Significant Performance Discrepancy Between Single-GPU and Multi-GPU Training with BERT

Mr-KenLee commented 1 month ago

System Info

transformers>=4.43.2 accelerate==0.33.0 GPUs: 2 x A100

Who can help?

@ArthurZucker @muellerzr @SunMarc

Information

[ ] The official example scripts
[ ] My own modified scripts

Tasks

[ ] An officially supported task in the examples folder (such as GLUE/SQuAD, ...)
[ ] My own task or dataset (give details below)

Reproduction

I am currently using the transformers library (version >= 4.43.2) for training BERT models. I have observed a significant performance discrepancy when training with a single GPU compared to training with multiple GPUs. Specifically, the performance difference can reach up to 10 percentage points.

Additionally, I have noticed that this issue persists in lower versions of the library, such as 4.42.1.

Expected behavior

Same performance between single gpu and multi-gpu.

Mr-KenLee commented 1 month ago

There is a userwarning：/root/miniconda3/lib/python3.11/site-packages/torch/autograd/graph.py:768: UserWarning: Grad strides do not match bucket view strides. This may indicate grad was not created according to the gradient layout contract, or that the param's strides changed since DDP was constructed.
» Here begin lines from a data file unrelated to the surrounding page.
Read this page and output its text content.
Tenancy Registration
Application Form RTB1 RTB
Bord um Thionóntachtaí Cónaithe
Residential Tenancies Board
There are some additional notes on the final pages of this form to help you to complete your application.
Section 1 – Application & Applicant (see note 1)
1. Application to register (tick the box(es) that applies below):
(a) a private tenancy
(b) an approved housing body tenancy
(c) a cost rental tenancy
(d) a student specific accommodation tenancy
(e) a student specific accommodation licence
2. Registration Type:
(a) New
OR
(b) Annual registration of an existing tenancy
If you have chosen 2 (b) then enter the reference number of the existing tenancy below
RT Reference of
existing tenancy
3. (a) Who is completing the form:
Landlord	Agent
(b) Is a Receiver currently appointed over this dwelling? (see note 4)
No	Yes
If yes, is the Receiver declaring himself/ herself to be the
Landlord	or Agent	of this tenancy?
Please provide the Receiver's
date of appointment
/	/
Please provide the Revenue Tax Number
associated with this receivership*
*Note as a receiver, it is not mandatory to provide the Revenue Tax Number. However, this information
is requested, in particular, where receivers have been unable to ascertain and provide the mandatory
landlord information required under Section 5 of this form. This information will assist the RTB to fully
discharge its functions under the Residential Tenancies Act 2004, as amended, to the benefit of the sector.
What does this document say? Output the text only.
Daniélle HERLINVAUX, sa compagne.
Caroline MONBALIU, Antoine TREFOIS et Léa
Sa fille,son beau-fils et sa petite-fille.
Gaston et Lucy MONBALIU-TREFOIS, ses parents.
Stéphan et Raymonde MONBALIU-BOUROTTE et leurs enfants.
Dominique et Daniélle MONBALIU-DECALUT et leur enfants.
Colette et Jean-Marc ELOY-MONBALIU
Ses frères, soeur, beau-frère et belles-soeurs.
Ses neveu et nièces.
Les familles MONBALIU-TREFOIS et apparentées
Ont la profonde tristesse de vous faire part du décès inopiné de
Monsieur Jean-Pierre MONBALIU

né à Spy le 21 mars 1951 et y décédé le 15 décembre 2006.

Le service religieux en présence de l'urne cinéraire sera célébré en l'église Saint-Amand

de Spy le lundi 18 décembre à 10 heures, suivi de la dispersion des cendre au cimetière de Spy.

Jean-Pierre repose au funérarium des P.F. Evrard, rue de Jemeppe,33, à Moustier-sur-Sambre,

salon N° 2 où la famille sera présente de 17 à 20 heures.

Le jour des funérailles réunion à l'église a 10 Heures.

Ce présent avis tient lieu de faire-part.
This is not an error, but may impair performance. grad.sizes() = [312, 312], strides() = [312, 1] bucket_view.sizes() = [312, 312], strides() = [1, 312] (Triggered internally at ../torch/csrc/distributed/c10d/reducer.cpp:327.) return Variable._execution_engine.run_backward( # Calls into the C++ engine to run the backward pass

May it cause this problem above?

amyeroberts commented 1 month ago

Hi @Mr-KenLee, thanks for raising an issue!

Could you share a minimal reproducible snippet that can replicate this issue?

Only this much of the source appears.